Working in the technology readiness level (TRL) scale between academia and industry means that everything the AMRC does has to work in production. For a data scientist, this puts a huge emphasis on the emerging field of safe and ethical artificial intelligence (AI), especially where high-risk decisions are to be made. We have a basic ethical understanding that everything we do has to be fair and unbiased - this means we consider the data that has not been collected as well as the data that has and recognise the implications of this. We are all aware that if you ‘collect’ the right data you can manipulate the results as you wish but, as a data scientist, we have an ethical obligation to make sure that the results are not simply a result of the data collection method.

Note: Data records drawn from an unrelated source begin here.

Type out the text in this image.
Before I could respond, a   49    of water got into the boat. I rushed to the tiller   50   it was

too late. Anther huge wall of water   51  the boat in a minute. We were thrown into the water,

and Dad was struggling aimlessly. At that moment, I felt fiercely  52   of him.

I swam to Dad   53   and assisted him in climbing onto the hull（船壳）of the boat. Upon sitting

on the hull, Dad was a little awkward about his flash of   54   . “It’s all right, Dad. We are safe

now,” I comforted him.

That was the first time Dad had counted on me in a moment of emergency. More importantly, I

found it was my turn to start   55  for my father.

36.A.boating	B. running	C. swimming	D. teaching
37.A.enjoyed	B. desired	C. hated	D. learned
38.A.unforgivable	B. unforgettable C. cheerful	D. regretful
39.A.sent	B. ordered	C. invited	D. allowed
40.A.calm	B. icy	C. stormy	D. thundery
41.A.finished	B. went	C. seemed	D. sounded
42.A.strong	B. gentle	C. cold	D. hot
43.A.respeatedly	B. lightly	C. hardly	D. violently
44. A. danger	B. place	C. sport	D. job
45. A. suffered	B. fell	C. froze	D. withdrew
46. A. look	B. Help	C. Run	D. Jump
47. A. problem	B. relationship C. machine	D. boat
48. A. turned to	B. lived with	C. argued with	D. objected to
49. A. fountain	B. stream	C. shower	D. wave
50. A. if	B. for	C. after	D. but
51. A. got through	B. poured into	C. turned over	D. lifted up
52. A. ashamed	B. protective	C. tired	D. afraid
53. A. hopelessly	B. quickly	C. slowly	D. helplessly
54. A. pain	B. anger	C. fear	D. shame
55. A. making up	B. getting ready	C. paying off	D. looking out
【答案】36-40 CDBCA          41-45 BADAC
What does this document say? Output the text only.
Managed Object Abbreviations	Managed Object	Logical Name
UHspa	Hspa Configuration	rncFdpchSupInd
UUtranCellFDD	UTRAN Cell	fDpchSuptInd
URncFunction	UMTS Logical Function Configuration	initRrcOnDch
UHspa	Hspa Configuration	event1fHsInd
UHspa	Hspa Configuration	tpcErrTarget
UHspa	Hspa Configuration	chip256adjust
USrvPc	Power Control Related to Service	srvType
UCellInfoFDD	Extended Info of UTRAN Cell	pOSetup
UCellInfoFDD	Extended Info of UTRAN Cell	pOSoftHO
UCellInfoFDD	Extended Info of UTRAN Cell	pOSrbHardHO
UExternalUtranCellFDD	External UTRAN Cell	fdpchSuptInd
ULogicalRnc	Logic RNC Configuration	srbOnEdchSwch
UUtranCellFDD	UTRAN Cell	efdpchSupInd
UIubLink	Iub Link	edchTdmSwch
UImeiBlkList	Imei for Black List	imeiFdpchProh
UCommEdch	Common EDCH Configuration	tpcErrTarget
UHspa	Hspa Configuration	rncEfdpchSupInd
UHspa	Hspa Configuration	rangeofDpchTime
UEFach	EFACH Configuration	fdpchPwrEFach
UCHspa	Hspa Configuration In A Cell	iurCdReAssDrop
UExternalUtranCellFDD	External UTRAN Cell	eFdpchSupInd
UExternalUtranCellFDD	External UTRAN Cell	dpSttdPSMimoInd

Data scientists are also trained in a number of analysis techniques and are able to code this up so that we are not at the mercy of the available software and the limited options this can bring. For me, an interesting part of the safe and ethical movement is the push to move away from ‘black box’ analysis and ensuring that there is some sensible interpretation of the analysis, so that even a right answer hasn’t been found for the wrong reason. Ensuring interpretability of results is important for every step of the process. Why have we collected the data we have? What data can’t we collect? What different analyses have been conducted? How can the results be interpreted? What happens when things go wrong and how do you identify it?
As far as I am aware, there is currently no piece of software used in industry that completely covers this, only people. Those people are us, the data scientists. At the AMRC we are trying to tackle this with the Factory+ project.